The drought has impacted crops as wells as pastures which livestock feed.
It's been especially hard for organic farmers who have strict rules on using pesticides and what their animals can eat.
Darin Von Ruden said cows on his organic farm haven't been doing well in this weather.
"I lost one six month old heifer calf in the middle part of July there that week that was really hot," Von Ruden said.
In addition to the heat being hard on the cows, their food supply has been affected.
On an Organic Farm, cows are supposed to eat 30-percent of their food from pastures, but for since July that number has shrunk to about ten percent.

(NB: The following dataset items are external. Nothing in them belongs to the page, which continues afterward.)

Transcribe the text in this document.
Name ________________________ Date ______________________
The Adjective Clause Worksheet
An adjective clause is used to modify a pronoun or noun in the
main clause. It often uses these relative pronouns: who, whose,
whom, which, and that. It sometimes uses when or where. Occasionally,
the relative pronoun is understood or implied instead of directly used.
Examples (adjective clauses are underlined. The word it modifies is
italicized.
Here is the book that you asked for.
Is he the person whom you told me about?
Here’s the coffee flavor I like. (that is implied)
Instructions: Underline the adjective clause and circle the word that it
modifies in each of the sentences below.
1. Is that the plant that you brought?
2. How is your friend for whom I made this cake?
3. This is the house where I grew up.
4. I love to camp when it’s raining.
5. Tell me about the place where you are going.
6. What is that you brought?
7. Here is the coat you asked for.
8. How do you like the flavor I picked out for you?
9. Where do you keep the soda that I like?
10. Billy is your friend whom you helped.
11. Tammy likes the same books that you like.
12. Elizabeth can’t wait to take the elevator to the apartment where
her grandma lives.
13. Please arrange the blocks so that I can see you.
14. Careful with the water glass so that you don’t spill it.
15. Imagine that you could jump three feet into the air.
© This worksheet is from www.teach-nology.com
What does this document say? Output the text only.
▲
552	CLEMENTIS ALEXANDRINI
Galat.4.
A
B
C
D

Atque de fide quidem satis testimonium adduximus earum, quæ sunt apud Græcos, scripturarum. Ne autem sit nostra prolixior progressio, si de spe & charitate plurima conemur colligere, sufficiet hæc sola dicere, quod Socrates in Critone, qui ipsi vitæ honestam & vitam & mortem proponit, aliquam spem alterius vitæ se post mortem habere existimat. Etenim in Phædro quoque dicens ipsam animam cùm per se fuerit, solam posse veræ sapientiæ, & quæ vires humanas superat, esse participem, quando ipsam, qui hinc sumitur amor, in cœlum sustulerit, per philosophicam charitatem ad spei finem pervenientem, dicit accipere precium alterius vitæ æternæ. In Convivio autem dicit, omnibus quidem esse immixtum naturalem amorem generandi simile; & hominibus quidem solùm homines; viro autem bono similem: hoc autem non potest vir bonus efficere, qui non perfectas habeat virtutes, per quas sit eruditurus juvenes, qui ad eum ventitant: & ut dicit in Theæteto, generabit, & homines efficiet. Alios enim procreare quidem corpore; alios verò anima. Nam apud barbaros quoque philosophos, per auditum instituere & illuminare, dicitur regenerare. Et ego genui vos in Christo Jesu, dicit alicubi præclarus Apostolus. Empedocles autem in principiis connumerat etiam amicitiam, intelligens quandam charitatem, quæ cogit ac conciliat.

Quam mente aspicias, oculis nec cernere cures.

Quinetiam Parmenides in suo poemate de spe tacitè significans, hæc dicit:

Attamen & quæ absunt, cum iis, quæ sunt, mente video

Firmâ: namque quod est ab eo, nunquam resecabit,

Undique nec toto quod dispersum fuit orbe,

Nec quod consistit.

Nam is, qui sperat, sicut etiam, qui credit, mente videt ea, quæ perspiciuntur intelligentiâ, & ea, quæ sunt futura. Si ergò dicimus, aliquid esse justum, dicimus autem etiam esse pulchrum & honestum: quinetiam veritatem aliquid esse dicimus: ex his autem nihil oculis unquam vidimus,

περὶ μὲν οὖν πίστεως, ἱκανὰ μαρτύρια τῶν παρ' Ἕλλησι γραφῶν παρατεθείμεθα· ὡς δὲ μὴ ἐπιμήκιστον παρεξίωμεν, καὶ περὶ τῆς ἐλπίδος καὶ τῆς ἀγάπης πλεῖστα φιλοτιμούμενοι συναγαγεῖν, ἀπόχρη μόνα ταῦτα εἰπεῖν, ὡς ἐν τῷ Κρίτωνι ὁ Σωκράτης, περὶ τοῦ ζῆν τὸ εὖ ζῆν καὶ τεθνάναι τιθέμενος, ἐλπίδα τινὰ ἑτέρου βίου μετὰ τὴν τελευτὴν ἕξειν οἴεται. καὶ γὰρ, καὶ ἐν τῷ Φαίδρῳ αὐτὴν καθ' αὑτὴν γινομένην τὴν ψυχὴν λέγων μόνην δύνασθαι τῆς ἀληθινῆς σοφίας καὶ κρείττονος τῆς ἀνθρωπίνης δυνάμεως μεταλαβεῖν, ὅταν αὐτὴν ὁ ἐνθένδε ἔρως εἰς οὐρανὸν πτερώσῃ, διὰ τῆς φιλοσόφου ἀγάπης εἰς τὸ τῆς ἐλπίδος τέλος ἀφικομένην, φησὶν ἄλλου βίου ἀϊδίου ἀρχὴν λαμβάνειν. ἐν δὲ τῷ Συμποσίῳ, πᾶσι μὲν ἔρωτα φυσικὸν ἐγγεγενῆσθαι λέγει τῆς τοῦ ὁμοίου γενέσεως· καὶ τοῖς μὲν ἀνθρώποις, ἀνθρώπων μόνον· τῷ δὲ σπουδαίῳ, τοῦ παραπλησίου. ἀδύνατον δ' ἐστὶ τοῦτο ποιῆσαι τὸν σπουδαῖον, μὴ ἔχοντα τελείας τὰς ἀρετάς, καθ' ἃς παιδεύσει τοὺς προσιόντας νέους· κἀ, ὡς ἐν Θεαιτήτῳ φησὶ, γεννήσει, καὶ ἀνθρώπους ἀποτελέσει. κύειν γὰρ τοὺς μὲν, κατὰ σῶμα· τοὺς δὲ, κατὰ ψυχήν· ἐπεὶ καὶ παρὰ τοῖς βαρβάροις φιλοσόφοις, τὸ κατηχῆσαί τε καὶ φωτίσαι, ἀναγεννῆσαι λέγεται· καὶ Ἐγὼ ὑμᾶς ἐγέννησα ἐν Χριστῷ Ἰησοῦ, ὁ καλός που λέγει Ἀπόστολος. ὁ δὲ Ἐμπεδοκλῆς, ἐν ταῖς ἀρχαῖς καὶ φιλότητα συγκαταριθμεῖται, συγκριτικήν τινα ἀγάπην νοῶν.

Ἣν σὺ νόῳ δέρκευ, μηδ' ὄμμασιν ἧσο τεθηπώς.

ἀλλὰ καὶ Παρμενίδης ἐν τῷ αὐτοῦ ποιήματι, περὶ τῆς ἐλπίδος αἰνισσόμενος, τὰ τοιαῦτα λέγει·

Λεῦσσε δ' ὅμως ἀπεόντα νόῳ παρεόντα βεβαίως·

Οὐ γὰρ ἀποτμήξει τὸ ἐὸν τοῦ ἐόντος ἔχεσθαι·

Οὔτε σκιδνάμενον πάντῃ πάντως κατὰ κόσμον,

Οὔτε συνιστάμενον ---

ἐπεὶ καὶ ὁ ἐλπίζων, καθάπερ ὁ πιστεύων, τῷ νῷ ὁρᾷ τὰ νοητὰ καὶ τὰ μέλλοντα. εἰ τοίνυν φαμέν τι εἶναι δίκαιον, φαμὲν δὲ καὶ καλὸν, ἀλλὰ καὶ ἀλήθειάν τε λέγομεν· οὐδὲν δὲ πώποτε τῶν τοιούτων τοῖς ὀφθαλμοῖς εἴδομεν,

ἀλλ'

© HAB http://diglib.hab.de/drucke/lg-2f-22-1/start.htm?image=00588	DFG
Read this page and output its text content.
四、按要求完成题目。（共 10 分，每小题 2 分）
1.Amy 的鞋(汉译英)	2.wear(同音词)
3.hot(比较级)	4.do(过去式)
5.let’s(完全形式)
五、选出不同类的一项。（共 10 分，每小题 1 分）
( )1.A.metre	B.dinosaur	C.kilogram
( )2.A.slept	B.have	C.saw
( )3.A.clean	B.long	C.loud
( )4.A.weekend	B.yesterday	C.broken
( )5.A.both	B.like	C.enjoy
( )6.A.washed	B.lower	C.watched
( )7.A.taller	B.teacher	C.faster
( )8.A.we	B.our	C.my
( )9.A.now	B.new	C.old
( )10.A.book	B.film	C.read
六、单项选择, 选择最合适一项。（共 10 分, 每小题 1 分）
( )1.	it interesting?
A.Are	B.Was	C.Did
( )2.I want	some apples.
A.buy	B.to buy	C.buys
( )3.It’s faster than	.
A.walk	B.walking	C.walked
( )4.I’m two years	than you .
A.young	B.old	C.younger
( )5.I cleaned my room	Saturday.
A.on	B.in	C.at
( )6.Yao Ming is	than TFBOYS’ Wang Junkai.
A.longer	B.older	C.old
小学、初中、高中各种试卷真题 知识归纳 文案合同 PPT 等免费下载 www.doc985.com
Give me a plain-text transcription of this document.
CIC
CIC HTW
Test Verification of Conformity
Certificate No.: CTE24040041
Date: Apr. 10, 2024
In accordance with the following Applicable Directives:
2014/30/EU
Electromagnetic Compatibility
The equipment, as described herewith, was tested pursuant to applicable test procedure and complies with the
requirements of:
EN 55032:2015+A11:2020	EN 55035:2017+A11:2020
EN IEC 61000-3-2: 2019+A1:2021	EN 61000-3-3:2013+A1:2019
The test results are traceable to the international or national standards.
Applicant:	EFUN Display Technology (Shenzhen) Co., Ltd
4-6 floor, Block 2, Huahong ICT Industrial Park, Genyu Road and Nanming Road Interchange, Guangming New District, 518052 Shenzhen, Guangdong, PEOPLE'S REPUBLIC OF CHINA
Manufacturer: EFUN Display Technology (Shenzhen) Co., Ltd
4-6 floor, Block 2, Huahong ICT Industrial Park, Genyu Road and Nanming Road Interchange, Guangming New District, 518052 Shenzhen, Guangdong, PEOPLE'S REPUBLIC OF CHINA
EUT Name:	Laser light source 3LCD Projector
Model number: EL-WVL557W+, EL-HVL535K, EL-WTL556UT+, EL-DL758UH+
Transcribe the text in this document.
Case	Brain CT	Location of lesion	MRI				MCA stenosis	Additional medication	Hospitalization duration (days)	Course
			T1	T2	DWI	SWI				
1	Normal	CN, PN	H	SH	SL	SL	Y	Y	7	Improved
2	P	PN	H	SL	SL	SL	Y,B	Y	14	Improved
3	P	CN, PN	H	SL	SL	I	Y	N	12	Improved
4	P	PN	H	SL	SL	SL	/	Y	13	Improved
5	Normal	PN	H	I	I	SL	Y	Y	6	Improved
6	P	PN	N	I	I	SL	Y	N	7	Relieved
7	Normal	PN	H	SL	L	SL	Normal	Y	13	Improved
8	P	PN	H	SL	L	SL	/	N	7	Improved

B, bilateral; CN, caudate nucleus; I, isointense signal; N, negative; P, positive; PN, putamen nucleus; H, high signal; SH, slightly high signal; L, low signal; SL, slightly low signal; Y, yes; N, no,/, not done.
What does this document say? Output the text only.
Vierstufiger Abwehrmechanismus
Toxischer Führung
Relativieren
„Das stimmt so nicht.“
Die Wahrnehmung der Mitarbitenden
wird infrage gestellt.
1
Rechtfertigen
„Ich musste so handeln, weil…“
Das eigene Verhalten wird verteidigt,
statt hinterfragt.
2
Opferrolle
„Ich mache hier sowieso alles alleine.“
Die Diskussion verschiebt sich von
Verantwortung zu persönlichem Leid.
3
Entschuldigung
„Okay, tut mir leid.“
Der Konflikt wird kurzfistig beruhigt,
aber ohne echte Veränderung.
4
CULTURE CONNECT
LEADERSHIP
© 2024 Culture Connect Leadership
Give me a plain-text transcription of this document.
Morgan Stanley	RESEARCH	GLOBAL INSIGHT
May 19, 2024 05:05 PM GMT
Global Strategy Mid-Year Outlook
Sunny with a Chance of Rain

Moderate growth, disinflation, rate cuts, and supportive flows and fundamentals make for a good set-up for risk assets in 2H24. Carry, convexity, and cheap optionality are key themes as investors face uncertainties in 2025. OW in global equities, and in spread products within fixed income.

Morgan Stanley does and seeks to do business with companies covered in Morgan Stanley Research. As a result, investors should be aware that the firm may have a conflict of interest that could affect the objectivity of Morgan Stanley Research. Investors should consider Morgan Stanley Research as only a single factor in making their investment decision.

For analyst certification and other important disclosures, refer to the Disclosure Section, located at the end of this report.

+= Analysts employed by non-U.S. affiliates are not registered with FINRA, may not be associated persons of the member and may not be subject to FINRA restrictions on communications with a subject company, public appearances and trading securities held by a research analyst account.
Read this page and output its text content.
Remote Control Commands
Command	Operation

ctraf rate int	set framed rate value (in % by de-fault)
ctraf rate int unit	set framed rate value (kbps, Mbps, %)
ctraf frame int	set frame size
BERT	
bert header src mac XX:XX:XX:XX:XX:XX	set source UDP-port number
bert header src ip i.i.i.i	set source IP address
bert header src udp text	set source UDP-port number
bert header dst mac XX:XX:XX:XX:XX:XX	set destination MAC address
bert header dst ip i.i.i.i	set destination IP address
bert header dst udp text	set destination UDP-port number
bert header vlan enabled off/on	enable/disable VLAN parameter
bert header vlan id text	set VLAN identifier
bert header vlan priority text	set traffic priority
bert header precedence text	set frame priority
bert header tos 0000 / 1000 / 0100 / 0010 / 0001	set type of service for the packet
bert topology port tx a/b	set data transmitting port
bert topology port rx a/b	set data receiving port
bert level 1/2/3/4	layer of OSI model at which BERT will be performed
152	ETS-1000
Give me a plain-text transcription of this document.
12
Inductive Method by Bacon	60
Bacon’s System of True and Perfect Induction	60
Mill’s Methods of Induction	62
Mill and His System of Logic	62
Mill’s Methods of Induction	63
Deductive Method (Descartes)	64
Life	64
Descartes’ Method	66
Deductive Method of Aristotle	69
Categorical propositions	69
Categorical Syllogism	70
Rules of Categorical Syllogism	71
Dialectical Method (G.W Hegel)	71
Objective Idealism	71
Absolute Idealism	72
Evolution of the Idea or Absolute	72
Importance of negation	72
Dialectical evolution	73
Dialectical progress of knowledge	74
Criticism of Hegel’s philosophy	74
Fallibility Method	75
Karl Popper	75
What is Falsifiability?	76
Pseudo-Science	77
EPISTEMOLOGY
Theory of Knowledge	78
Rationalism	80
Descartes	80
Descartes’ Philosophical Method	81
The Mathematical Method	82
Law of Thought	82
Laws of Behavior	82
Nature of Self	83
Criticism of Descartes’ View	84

"So we're having to feed more of our stored feeds that we normally start feeding in November, we've been having to feed that now already," Von Ruden said.
He said that's caused some cows to not put on as much weight as they should and others to produce less milk.
That means farmers have to spend more on feed, in turn raising prices at the grocery store.
"As far as dairy, those prices haven't really went up yet," Von Ruden said. "But they will eventually because farmers simply won't be able to afford to put the feed in front of the cows to get that maximum production out of them."
He predicts we'll see higher prices on milk in the next five months and grain products, like cereal, in the next three months.
"The main concern with organic producers is the economy and if the economy doesn't turn around or doesn't continue to move forward then we always lose that consumption base," Von Ruden said.
But Dolly Durley, organic consumer, said even if they do go up, it's worth it to spend the extra money on organic products.
"Especially if it's local," Durley said. "I think it's important to support that type of agriculture and I think long term it's just better for you, your body and the community."
Von Ruden said Durley's thought process has become a trend over the last few years.
"That's been going up on an annual basis about 15-20 percent as the consumer become more knowledgeable about what they're eating the more they've been turning towards organic," Von Ruden said.
But the best thing he says we can help farmers do is pray for rain.